ACOs And Pay for Value … About the Data
It has been over three years since the Centers for Medicare and Medicaid Services (CMS) announced its proposed rule and guidance on the development and implementation of Accountable Care Organizations. About four million Medicare beneficiaries are now in an ACO, and over 400 provider groups are participating in ACOs. See February 19, 2013 Health Affairs Blog. An estimated 14% of the U.S. population is being treated within an ACO. See April 16, 2014 Kaiser Health News.
By all indications, these numbers will continue to grow as the US health system moves away from the fee-for-service model to pay for value models that reward quality and cost savings and require clinical coordination among different types of providers, in many cases providers who are unrelated other than through an ACO or other similar arrangement. The seamless sharing of data, patient information and collaboration among large, medium and small physician practices, hospitals, post-acute providers, and even private companies like pharmacy chains is critical to the success of these organizations .
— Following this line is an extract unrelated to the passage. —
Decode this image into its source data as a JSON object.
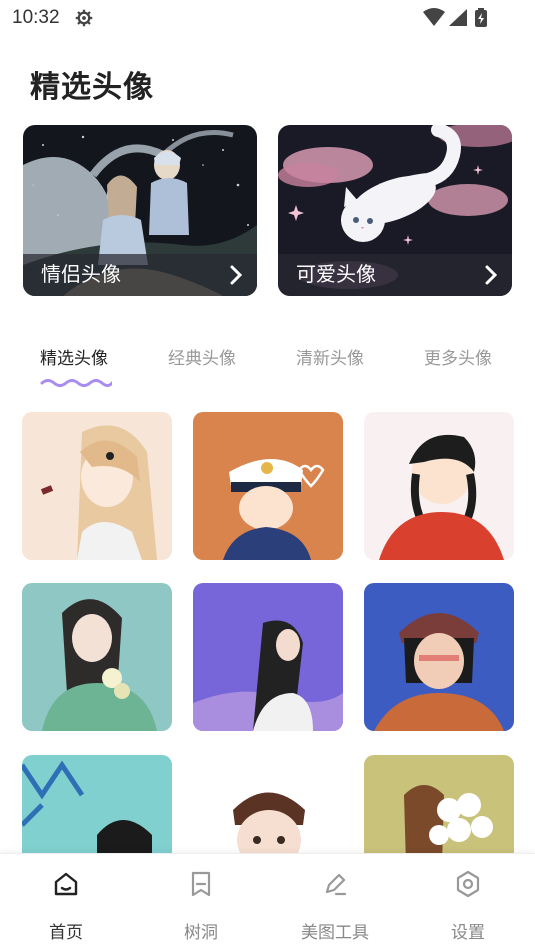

These arrangements involve new risks under HIPAA and state privacy and security laws. Providers will have much more access to information about services rendered by other providers than ever before. Providers will often have their own electronic health records systems and databases that are not compatible with each other and provide varying degrees of security. Breaches by one provider or a vendor could implicate many other providers as well as an ACO or other “conduit” entity such as a clinically integrated network.
It is essential that ACOs and these other entities take steps to protect the privacy and security of their patients’ health information through: (i) policies and procedures which limit the use and sharing of patient identifying information only to the minimum extent necessary, properly address “supersensitive” data, such as HIV, substance abuse and mental health data and set forth mitigation activities should a breach occur; (ii) business associate and other contracts that adequately protect the non-breaching part(ies) in the event of a breach; (iii) insurance policies which provide adequate coverage for mitigation costs, fines, penalties and civil damages (and proof that participants have them as well); (iv) privacy and security risk assessments; and (v) reasonable standards with respect to privacy and security for their participants, which are monitored and enforced. This requires these organizations to critically analyze the roles of their workforce, network infrastructures, technology and security policies, processes and vulnerabilities, information flow and participant capabilities.
As provider payment models move away from the fee-for-service model, busy executives and lawyers will have many issues to grapple with. Exciting new relationships and arrangements may get out ahead of what may seem like less immediate concerns, specifically the prevention of and preparation for a data breach. Nevertheless, it is important for that gap not to grow too large, particularly as the public and the media increase their focus on the damage these breaches can cause.